A good starting place is Glenn Reynolds' recent article in the Wall Street Journal. Ever to the point, Reynolds opens with:
There were promises of transparency and of a new kind of collaborative politics where establishment figures listened to ordinary Americans. We were going to see net spending cuts, tax cuts for nearly all Americans, an end to earmarks, legislation posted online for the public to review before it is signed into law, and a line-by-line review of the federal budget to remove wasteful programs.

These weren't the tea-party platforms I heard discussed in Nashville last weekend. They were the campaign promises of Barack Obama in 2008.

Mr. Obama made those promises because the ideas they represented were popular with average Americans. So popular, it turns out, that average Americans are organizing themselves in pursuit of the kind of good government Mr. Obama promised, but has not delivered. And that, in a nutshell, was the feel of the National Tea Party Convention. The political elites have failed, and citizens are stepping in to pick up the slack.

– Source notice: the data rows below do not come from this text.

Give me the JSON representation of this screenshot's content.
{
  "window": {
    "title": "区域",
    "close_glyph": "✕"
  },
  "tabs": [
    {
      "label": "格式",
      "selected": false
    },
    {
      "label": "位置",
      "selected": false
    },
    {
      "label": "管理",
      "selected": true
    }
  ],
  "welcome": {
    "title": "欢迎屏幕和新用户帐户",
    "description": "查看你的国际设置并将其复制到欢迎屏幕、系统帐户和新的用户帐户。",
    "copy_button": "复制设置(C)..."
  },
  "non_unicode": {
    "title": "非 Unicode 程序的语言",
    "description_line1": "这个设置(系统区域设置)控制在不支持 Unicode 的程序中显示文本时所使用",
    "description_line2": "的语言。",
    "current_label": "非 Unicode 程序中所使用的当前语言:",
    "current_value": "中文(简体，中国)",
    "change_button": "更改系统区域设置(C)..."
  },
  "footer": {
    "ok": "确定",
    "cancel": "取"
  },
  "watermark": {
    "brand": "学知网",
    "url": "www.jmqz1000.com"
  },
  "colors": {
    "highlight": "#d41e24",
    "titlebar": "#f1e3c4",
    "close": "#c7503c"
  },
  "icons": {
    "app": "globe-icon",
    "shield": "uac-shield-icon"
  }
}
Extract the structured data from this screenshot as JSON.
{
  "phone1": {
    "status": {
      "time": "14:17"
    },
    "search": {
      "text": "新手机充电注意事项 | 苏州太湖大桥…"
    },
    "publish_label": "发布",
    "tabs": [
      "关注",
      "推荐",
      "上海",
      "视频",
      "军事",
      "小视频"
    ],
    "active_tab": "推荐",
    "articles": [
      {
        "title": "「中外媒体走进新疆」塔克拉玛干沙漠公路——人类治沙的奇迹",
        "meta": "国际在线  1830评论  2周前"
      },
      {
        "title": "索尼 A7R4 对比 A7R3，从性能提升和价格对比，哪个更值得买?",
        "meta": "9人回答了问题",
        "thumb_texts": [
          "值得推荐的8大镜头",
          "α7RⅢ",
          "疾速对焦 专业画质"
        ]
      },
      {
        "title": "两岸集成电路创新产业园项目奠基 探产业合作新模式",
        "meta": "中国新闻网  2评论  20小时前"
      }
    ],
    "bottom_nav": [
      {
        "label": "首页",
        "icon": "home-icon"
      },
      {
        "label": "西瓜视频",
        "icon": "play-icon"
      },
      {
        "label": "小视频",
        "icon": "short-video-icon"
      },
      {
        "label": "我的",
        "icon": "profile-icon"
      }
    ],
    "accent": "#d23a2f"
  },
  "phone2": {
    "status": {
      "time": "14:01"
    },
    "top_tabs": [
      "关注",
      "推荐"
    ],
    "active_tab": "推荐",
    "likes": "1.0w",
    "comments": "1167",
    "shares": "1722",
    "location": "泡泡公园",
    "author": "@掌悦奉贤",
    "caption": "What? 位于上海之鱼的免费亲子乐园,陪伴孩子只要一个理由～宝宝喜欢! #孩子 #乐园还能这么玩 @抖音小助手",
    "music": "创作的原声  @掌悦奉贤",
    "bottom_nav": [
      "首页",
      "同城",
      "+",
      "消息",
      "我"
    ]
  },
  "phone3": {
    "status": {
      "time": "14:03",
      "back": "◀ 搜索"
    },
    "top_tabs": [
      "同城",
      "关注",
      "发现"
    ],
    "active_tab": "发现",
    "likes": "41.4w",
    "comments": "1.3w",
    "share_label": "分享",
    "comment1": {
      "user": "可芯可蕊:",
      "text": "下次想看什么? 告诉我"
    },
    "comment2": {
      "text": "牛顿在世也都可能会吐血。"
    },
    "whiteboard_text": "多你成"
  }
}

Indeed. Being naturaly curious, I have over the last year attended a few TPM events. What I found did not fit neatly into stereotypes. The attendees ranged from disillusioned Democrats who felt they got "took" in 2008 to dedicated Libertarians, with the usual presence of fringe nutburgers always found in large gatherings. Birthers and Truthers were both to be found, but not in quantity, and they were oft-scoffed at and avoided by most of the crowd.

So what do the Tea Partiers really want? That was my focus. What I found can be summed up in a single word. Less.

Less borrowing. Less spending. Less taxes. Less regulation. Less corruption. Less extreme partisanship. Less "social engineering" -- from EITHER side of the aisle. Less power-grabbing for special interests. And, most especially, less government intrusion into every single aspect of our lives.

LESS.

It seems that despite the generational de-emphasis of civics in American education, once you leave the extremes of the American polity, those in between still grasp the basics of the American system as expressed in the Constitution. And they want it back from the Frankensteinian behemoth that it has become. They want less.